Выбери любимый жанр

Золотой храм - Мисима Юкио - Страница 21


Изменить размер шрифта:

21
* * *

Теперь, с концом войны, число посетителей в Золотом Храме с каждым днем росло. Настоятелю удалось добиться от городских властей разрешения повысить плату за вход, чтобы компенсировать рост инфляции.

До сих пор любоваться Золотым Храмом приходила немногочисленная, неброско одетая публика – военные в форме, штатские в гражданских кителях. Но вот в городе появились оккупационные войска, и вскоре разнузданные нравы суетного мира захлестнули территорию храма. Впрочем, перемены были не только к худшему, так, возродилась традиция устраивать чайные церемонии, и в Золотой Храм зачастили женщины в нарядных кимоно, до поры до времени припрятанных по шкафам. Мы, послушники, в своих убогих рясах теперь выделялись из толпы; казалось, будто мы вырядились монахами для потехи или что мы какие-нибудь туземцы из заповедника, наряженные в национальные одежды, чтобы публика могла посмотреть, как жили наши далекие предки. Особенно своим видом мы веселили американцев: те бесцеремонно дергали нас за рукава ряс и покатывались со смеху. Или, сунув немного денег, брали наши одеяния напрокат – сфотографироваться на память.
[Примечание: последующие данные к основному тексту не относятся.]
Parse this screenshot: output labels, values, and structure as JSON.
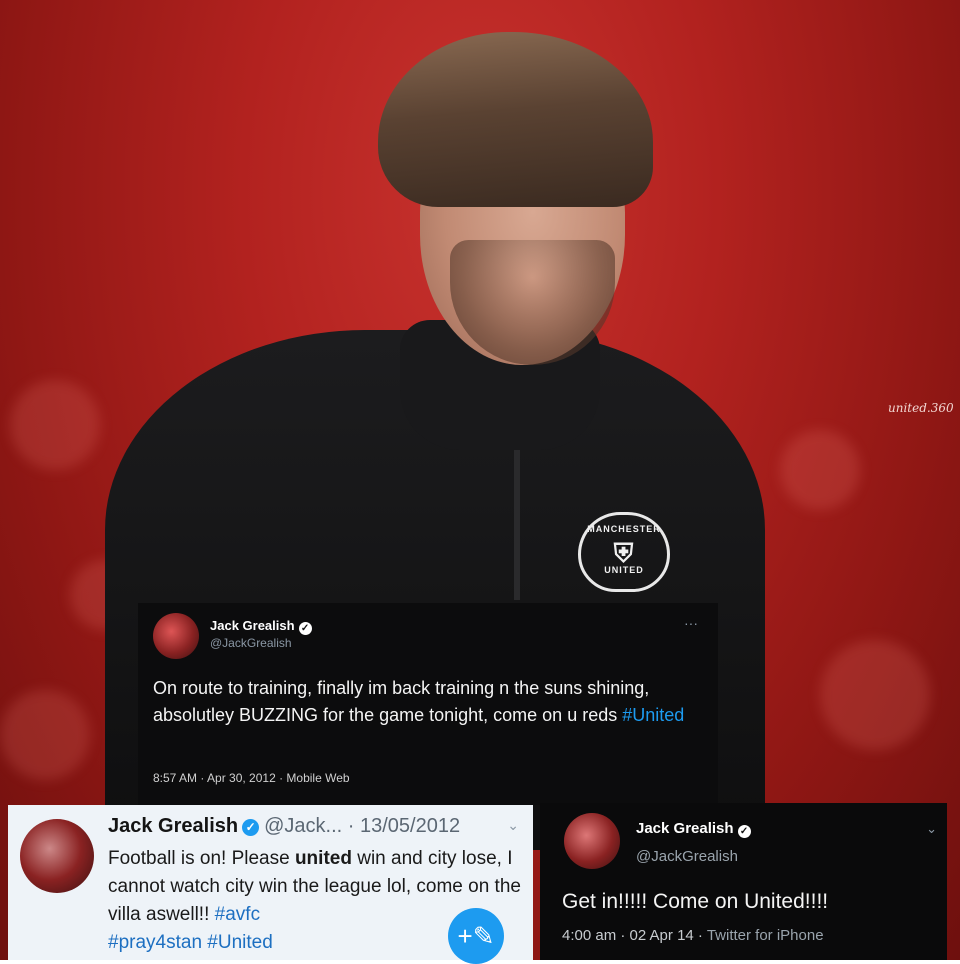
{
  "watermark": "united.360",
  "crest": {
    "top": "MANCHESTER",
    "bottom": "UNITED"
  },
  "tweet1": {
    "name": "Jack Grealish",
    "handle": "@JackGrealish",
    "more": "···",
    "text_before": "On route to training, finally im back training n the suns shining, absolutley BUZZING for the game tonight, come on u reds ",
    "hashtag": "#United",
    "meta": "8:57 AM · Apr 30, 2012 · Mobile Web"
  },
  "tweet2": {
    "name": "Jack Grealish",
    "handle": "@Jack...",
    "date": "· 13/05/2012",
    "chevron": "⌄",
    "t_a": "Football is on! Please ",
    "t_b": "united",
    "t_c": " win and city lose, I cannot watch city win the league lol, come on the villa aswell!! ",
    "h1": "#avfc",
    "h2": "#pray4stan",
    "h3": "#United",
    "fab": "+✎"
  },
  "tweet3": {
    "name": "Jack Grealish",
    "handle": "@JackGrealish",
    "chevron": "⌄",
    "text": "Get in!!!!! Come on United!!!!",
    "meta": "4:00 am · 02 Apr 14 · ",
    "source": "Twitter for iPhone"
  },
  "icons": {
    "verified": "verified-badge-icon",
    "compose": "compose-icon"
  },
  "colors": {
    "background": "#b2221f",
    "link": "#1d9bf0",
    "tweet_dark": "#0c0c0d",
    "tweet_light": "#eef3f8"
  }
}
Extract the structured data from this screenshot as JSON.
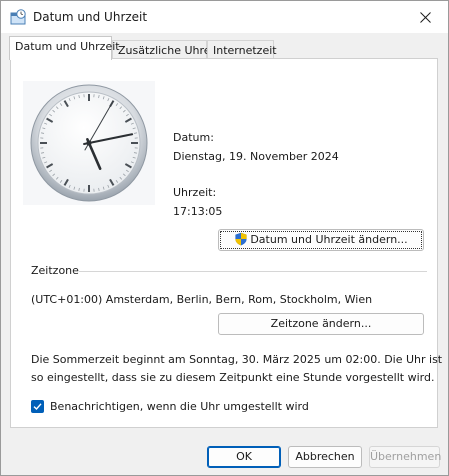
{
  "window": {
    "title": "Datum und Uhrzeit",
    "close_glyph": "✕"
  },
  "tabs": [
    {
      "label": "Datum und Uhrzeit",
      "active": true
    },
    {
      "label": "Zusätzliche Uhren",
      "active": false
    },
    {
      "label": "Internetzeit",
      "active": false
    }
  ],
  "datetime": {
    "date_label": "Datum:",
    "date_value": "Dienstag, 19. November 2024",
    "time_label": "Uhrzeit:",
    "time_value": "17:13:05",
    "change_button": "Datum und Uhrzeit ändern..."
  },
  "clock": {
    "hours": 17,
    "minutes": 13,
    "seconds": 5
  },
  "timezone": {
    "section_label": "Zeitzone",
    "value": "(UTC+01:00) Amsterdam, Berlin, Bern, Rom, Stockholm, Wien",
    "change_button": "Zeitzone ändern..."
  },
  "dst": {
    "line1": "Die Sommerzeit beginnt am Sonntag, 30. März 2025 um 02:00. Die Uhr ist",
    "line2": "so eingestellt, dass sie zu diesem Zeitpunkt eine Stunde vorgestellt wird."
  },
  "notify": {
    "checked": true,
    "label": "Benachrichtigen, wenn die Uhr umgestellt wird"
  },
  "buttons": {
    "ok": "OK",
    "cancel": "Abbrechen",
    "apply": "Übernehmen"
  },
  "colors": {
    "accent": "#005fb8",
    "shield_blue": "#2c6fd1",
    "shield_yellow": "#f2c200"
  }
}
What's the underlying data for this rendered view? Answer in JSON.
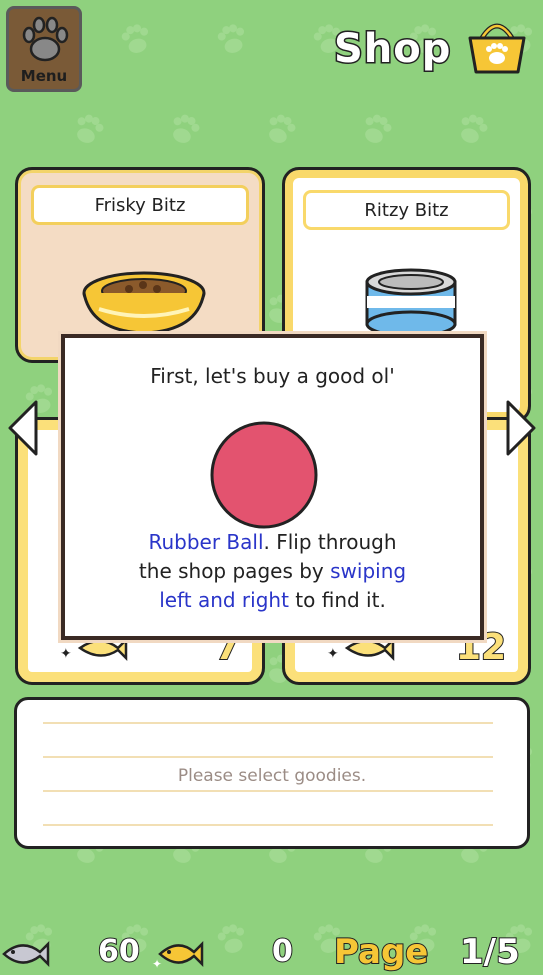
{
  "header": {
    "menu_label": "Menu",
    "title": "Shop"
  },
  "cards": [
    {
      "name": "Frisky Bitz",
      "price": "7",
      "image": "food-bowl-icon"
    },
    {
      "name": "Ritzy Bitz",
      "price": "12",
      "image": "tuna-can-icon"
    }
  ],
  "popup": {
    "line1": "First, let's buy a good ol'",
    "item_name": "Rubber Ball",
    "after_item": ". Flip through",
    "line3_prefix": "the shop pages by ",
    "swiping": "swiping",
    "left_right": "left and right",
    "line4_suffix": " to find it."
  },
  "description": {
    "placeholder": "Please select goodies."
  },
  "status": {
    "silver_fish": "60",
    "gold_fish": "0",
    "page_label": "Page",
    "page_number": "1/5"
  },
  "colors": {
    "background": "#8fd17e",
    "highlight": "#2a35c9",
    "ball": "#e3536f"
  }
}
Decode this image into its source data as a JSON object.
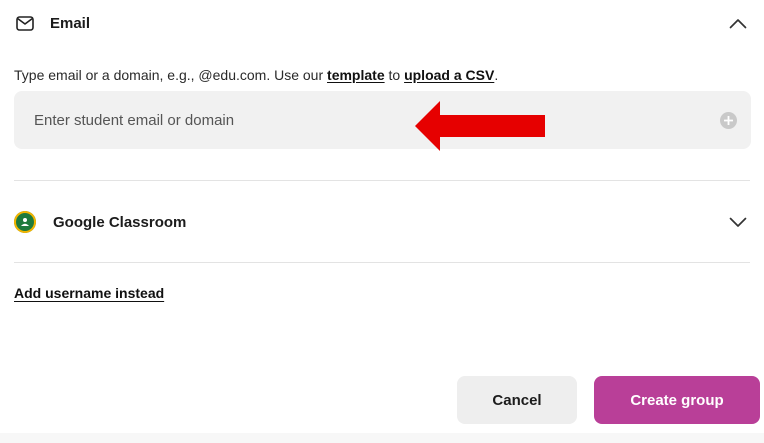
{
  "email_section": {
    "title": "Email",
    "icon": "mail-icon",
    "expanded": true,
    "help": {
      "prefix": "Type email or a domain, e.g., @edu.com. Use our ",
      "template_link": "template",
      "middle": " to ",
      "upload_link": "upload a CSV",
      "suffix": "."
    },
    "input": {
      "value": "",
      "placeholder": "Enter student email or domain"
    }
  },
  "google_classroom_section": {
    "title": "Google Classroom",
    "icon": "google-classroom-icon",
    "expanded": false
  },
  "alt_link": "Add username instead",
  "actions": {
    "cancel_label": "Cancel",
    "create_label": "Create group"
  },
  "colors": {
    "primary": "#b93f98",
    "annotation_arrow": "#e60000",
    "input_bg": "#f1f1f1"
  }
}
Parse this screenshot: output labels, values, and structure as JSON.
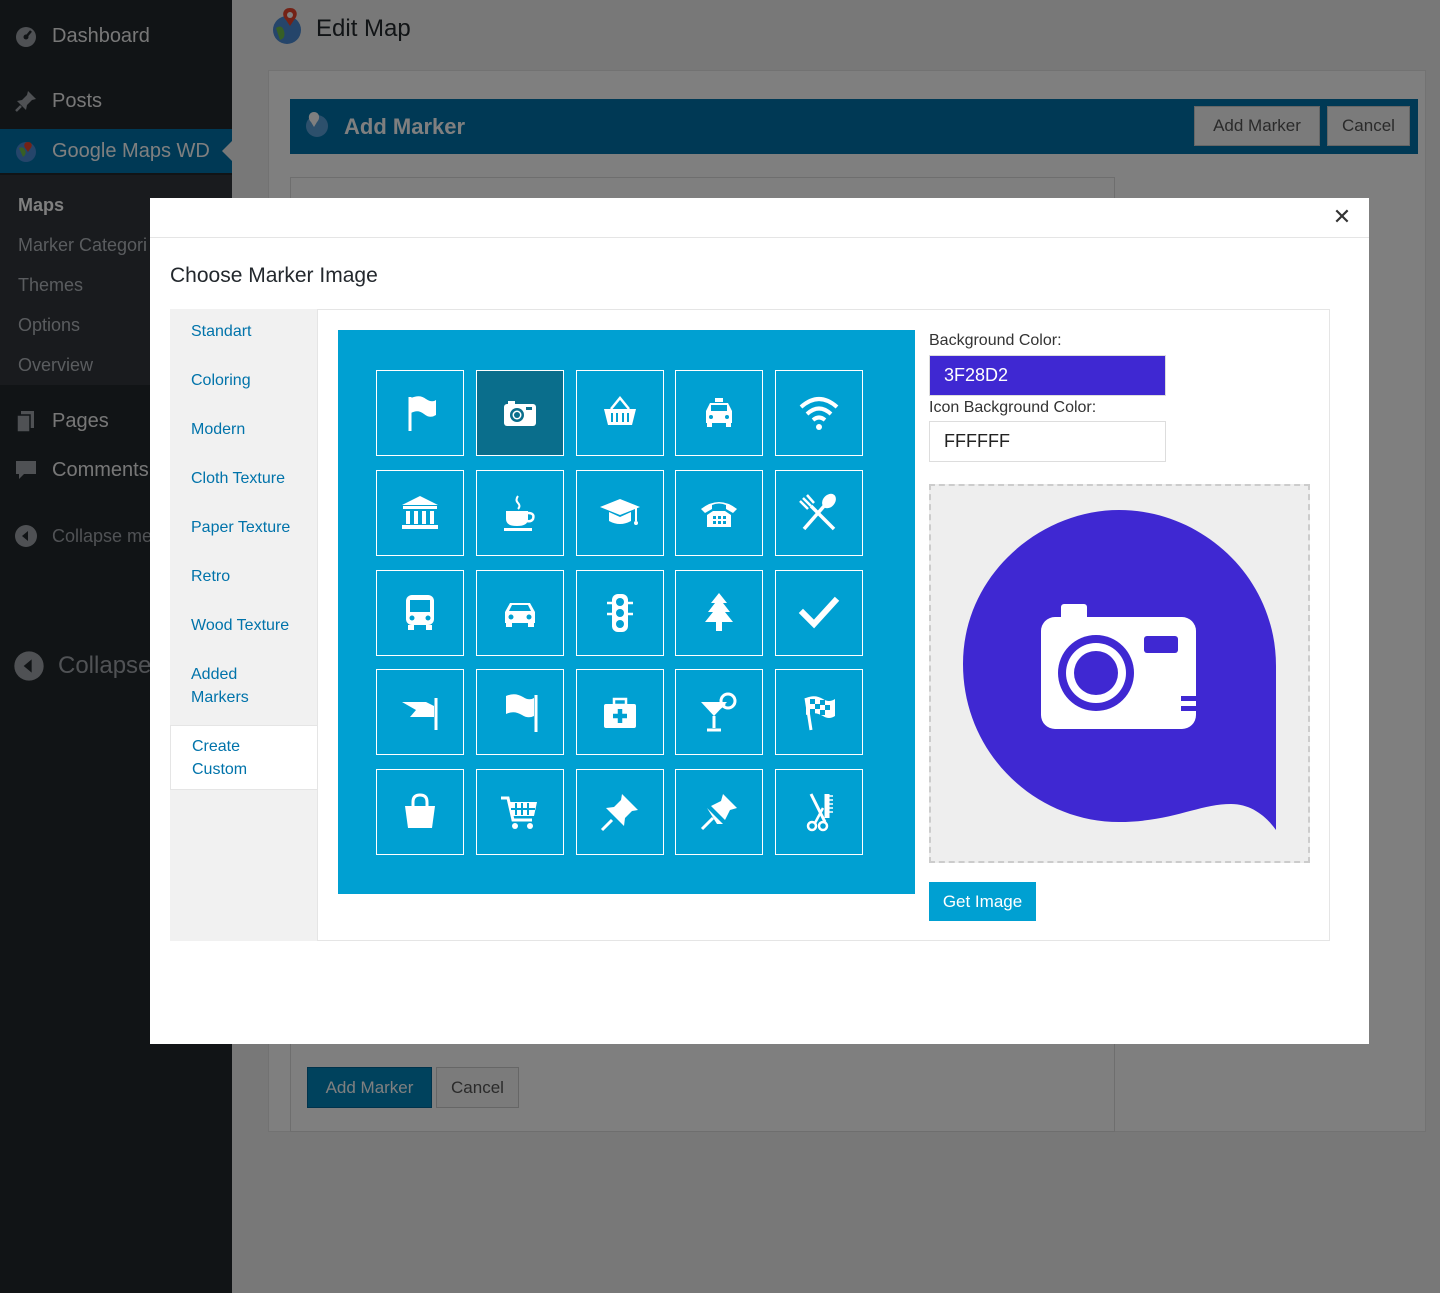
{
  "sidebar": {
    "items": [
      {
        "label": "Dashboard",
        "icon": "dashboard-icon"
      },
      {
        "label": "Posts",
        "icon": "pin-icon"
      },
      {
        "label": "Google Maps WD",
        "icon": "globe-icon"
      },
      {
        "label": "Pages",
        "icon": "pages-icon"
      },
      {
        "label": "Comments",
        "icon": "comment-icon"
      },
      {
        "label": "Collapse me",
        "icon": "collapse-icon"
      },
      {
        "label": "Collapse",
        "icon": "collapse-icon"
      }
    ],
    "submenu": [
      "Maps",
      "Marker Categori",
      "Themes",
      "Options",
      "Overview"
    ]
  },
  "page": {
    "title": "Edit Map"
  },
  "panel": {
    "header_title": "Add Marker",
    "add_marker_label": "Add Marker",
    "cancel_label": "Cancel",
    "bottom_add_label": "Add Marker",
    "bottom_cancel_label": "Cancel"
  },
  "modal": {
    "title": "Choose Marker Image",
    "close_symbol": "✕",
    "tabs": [
      "Standart",
      "Coloring",
      "Modern",
      "Cloth Texture",
      "Paper Texture",
      "Retro",
      "Wood Texture",
      "Added Markers",
      "Create Custom"
    ],
    "active_tab": "Create Custom",
    "icons": [
      "flag-icon",
      "camera-icon",
      "basket-icon",
      "taxi-icon",
      "wifi-icon",
      "bank-icon",
      "coffee-icon",
      "graduation-cap-icon",
      "phone-icon",
      "restaurant-icon",
      "bus-icon",
      "car-icon",
      "traffic-light-icon",
      "tree-icon",
      "check-icon",
      "banner-flag-icon",
      "waving-flag-icon",
      "first-aid-icon",
      "cocktail-icon",
      "checkered-flag-icon",
      "shopping-bag-icon",
      "cart-icon",
      "pushpin-icon",
      "pin-star-icon",
      "barber-icon"
    ],
    "selected_icon": "camera-icon",
    "background_color_label": "Background Color:",
    "background_color_value": "3F28D2",
    "icon_background_color_label": "Icon Background Color:",
    "icon_background_color_value": "FFFFFF",
    "get_image_label": "Get Image",
    "accent_color": "#00a0d2",
    "marker_color": "#3f28d2"
  }
}
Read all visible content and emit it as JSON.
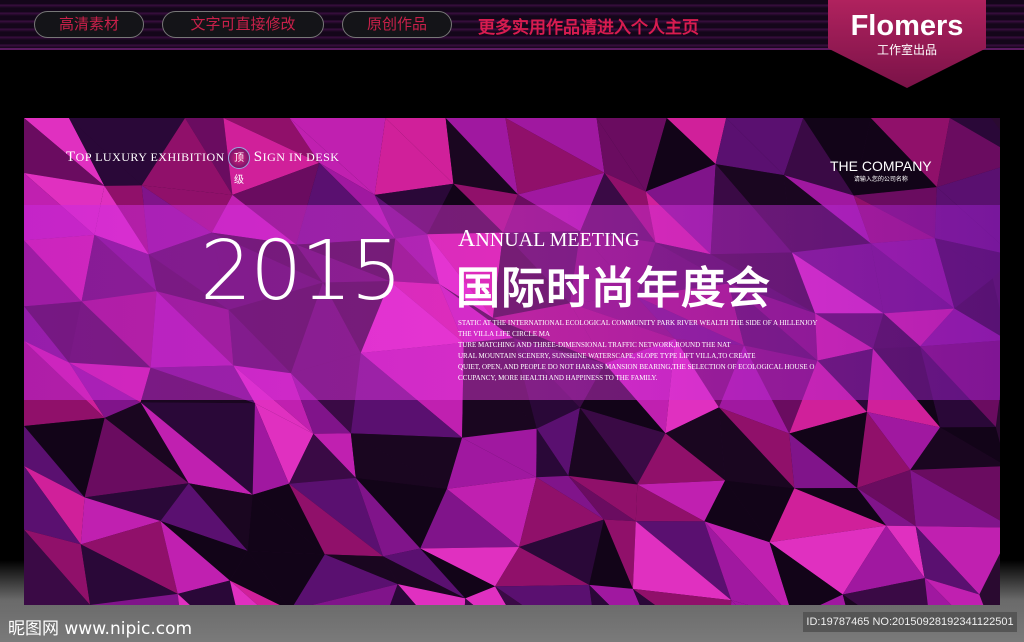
{
  "topbar": {
    "pills": [
      "高清素材",
      "文字可直接修改",
      "原创作品"
    ],
    "promo": "更多实用作品请进入个人主页",
    "logo": {
      "brand": "Flomers",
      "sub": "工作室出品"
    }
  },
  "banner": {
    "tagline_left": {
      "a": "T",
      "b": "OP LUXURY EXHIBITION",
      "badge": "顶级",
      "c": "S",
      "d": "IGN IN DESK"
    },
    "company": {
      "name": "THE COMPANY",
      "sub": "请输入您的公司名称"
    },
    "year": "2015",
    "annual": {
      "a": "A",
      "b": "NNUAL MEETING"
    },
    "title_cn": "国际时尚年度会",
    "paragraph": [
      "STATIC AT THE INTERNATIONAL ECOLOGICAL COMMUNITY PARK RIVER WEALTH THE SIDE OF A HILLENJOY",
      "THE VILLA LIFE CIRCLE MA",
      "TURE MATCHING AND THREE-DIMENSIONAL TRAFFIC NETWORK,ROUND THE NAT",
      "URAL MOUNTAIN SCENERY, SUNSHINE WATERSCAPE, SLOPE TYPE LIFT VILLA,TO CREATE",
      "QUIET, OPEN, AND PEOPLE DO NOT HARASS MANSION BEARING,THE SELECTION OF ECOLOGICAL HOUSE O",
      "CCUPANCY, MORE HEALTH AND HAPPINESS TO THE FAMILY."
    ]
  },
  "footer": {
    "watermark": "昵图网 www.nipic.com",
    "id": "ID:19787465 NO:20150928192341122501"
  }
}
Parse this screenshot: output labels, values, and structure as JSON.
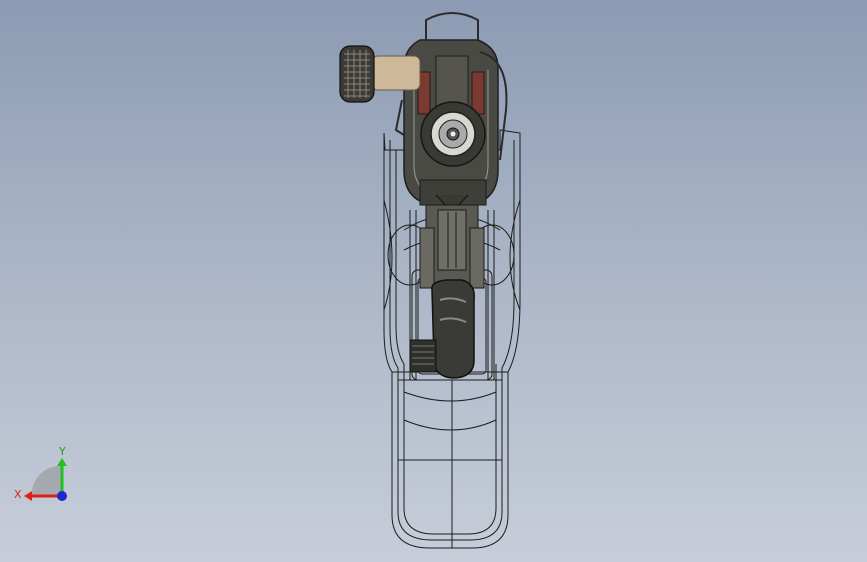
{
  "viewport": {
    "background_top": "#8c9bb3",
    "background_bottom": "#c7ced9"
  },
  "model": {
    "part_color": "#4a4a44",
    "accent_color": "#7a3a30",
    "knob_color": "#cdb99a",
    "wire_color": "#2b2b2b"
  },
  "triad": {
    "x_label": "X",
    "y_label": "Y",
    "x_color": "#e0201c",
    "y_color": "#22c022",
    "z_color": "#1a2ad0"
  }
}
Наш экскурсовод не знал иностранных языков, поэтому иногда вести американских гостей по территории стали отправлять меня или Цурукава, хотя мы объяснялись по-английски с грехом пополам.

Пришла первая послевоенная зима. В пятницу вечером вдруг повалил снег и не прекращался всю субботу. Днем, в школе, я с наслаждением предвкушал, как пойду любоваться заснеженным Золотым Храмом.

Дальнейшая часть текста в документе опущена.